Witches lived and were burned long before the development of modern medical technology. This was a span that lasted from the fourteenth to the seventeenth century. Witch hunts were an early and devastating exclusion of women, from independent healing roles (pg. 20).  Witches represented a political, religious, and sexual threat to the Protestant and Catholic churches, as well as to the State (pg. 20). This being the reason many were burned or hung. It was a deep-seated social phenomenon going far beyond medical history. If only we could have seen things through the witches eyes. Many were illiterate and did not write down their stories for us to learn from, but we do know they were organized and they possessed medical and obstetrical skills. The real issue here was control. Male upper-class healing under the auspices of the Church was acceptable, female healing as part of the peasant subculture was not (pg. 26). So in turn they were destroyed, to not become an issue, or problem for the creation of the new male medical profession.

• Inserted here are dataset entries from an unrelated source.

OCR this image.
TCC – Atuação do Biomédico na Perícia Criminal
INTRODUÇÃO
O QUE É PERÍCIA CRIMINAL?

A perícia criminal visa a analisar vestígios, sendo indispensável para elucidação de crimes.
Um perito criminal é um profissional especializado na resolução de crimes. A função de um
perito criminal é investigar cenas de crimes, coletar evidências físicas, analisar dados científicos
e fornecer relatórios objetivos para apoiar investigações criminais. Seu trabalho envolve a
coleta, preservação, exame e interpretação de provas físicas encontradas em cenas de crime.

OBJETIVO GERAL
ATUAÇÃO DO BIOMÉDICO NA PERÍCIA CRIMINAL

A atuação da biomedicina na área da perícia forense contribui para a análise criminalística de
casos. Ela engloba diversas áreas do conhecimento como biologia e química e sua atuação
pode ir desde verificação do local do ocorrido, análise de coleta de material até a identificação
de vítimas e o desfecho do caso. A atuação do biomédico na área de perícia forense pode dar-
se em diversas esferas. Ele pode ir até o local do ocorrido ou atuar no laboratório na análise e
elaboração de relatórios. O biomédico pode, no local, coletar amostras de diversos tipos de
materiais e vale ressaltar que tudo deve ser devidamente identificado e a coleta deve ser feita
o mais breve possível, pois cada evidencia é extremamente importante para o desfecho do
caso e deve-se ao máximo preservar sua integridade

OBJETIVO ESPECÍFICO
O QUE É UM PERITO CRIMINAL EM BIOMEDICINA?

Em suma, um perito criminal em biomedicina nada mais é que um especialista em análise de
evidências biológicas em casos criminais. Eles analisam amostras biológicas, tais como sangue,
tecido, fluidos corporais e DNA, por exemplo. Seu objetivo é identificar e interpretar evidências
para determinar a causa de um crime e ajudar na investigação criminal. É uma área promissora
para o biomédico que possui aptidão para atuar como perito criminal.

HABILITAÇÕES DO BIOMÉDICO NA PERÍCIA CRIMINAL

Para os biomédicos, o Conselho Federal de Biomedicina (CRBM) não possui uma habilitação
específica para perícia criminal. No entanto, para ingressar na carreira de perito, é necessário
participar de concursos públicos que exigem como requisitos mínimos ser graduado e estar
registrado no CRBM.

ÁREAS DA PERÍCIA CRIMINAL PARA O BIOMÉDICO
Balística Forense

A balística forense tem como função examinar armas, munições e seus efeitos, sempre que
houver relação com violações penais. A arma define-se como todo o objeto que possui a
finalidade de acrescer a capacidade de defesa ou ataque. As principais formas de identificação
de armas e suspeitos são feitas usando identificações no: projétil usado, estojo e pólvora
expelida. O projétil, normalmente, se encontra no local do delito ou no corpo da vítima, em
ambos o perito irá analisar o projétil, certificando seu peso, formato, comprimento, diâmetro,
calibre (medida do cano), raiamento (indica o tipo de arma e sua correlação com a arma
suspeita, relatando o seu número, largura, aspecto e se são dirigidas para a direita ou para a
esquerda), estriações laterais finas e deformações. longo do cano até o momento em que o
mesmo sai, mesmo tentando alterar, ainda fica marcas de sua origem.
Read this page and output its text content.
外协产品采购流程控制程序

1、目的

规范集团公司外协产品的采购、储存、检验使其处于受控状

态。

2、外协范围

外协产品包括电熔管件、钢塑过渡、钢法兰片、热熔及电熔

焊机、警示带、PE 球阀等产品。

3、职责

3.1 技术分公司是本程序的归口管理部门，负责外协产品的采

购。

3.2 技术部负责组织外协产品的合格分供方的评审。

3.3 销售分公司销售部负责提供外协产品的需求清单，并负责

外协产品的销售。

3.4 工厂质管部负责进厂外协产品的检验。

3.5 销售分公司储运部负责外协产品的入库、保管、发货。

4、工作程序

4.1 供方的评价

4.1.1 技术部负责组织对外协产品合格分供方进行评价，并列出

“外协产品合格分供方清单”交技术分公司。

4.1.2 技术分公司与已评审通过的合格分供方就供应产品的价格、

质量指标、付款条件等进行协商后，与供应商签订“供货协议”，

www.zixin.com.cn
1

Going back, women healers were the people’s doctors. Their medicine was a part of the people’s subculture (pg18). They tended to the middle and lower classes. Many wise women had remedies which were tested through years of use. Their practices were based on empirical study. She held out the hope of change in this world (pg. 27). Which is why the men of this century established the new medical profession. It was usually male professionals who cared for the upper class or the ruling class both medically and politically. Men had the power and took advantage of all they could when it came to policy and law within the medical field. Wrap your thoughts around this quote from the book, page33. The question is not so much how women got “left out” of medicine and left with nursing, but how did these categories arise at all? How did one particular set of healers, who happened to be male, white, and middle class, manage to oust all the competing folk healers, midwives, and other practitioners who had dominated the American medical scene in the early 1800s? One answer could be a part of the nineteenth century’s long history of class and sex struggles for power in all areas in life. In earlier times they found out they had a lot to learn from women when it came to the medical world so they slowly started to intertwine women as dignified healers. Slowly, but surely women are taking strong stances in America to be known as professionals in the medical field. This is still an ongoing struggle for many women to be taken seriously and professionally because of the history that has lead up to these times. From Florence Nightingale, Dorothea Dix, and Isabel Hampton. Thanks so much for the women of history and today that stood up and paved the way to make this a better place to work, for women. I would like to share one more comment from the conclusions drawn from this book that hit home for me (pg. 50). “This means that we must begin to break down the distinction and barriers between women health workers and women consumers. We should build concerns: consumers aware of women’s needs as workers, workers in touch with women’s needs as consumers. Women workers can play a leadership role in collective self-help and self-teaching projects, and in attacks on health institutions. But they need support and solidarity from a strong women’s consumer movement.”

“To reach out to women health workers as workers is to reach out to them as women.”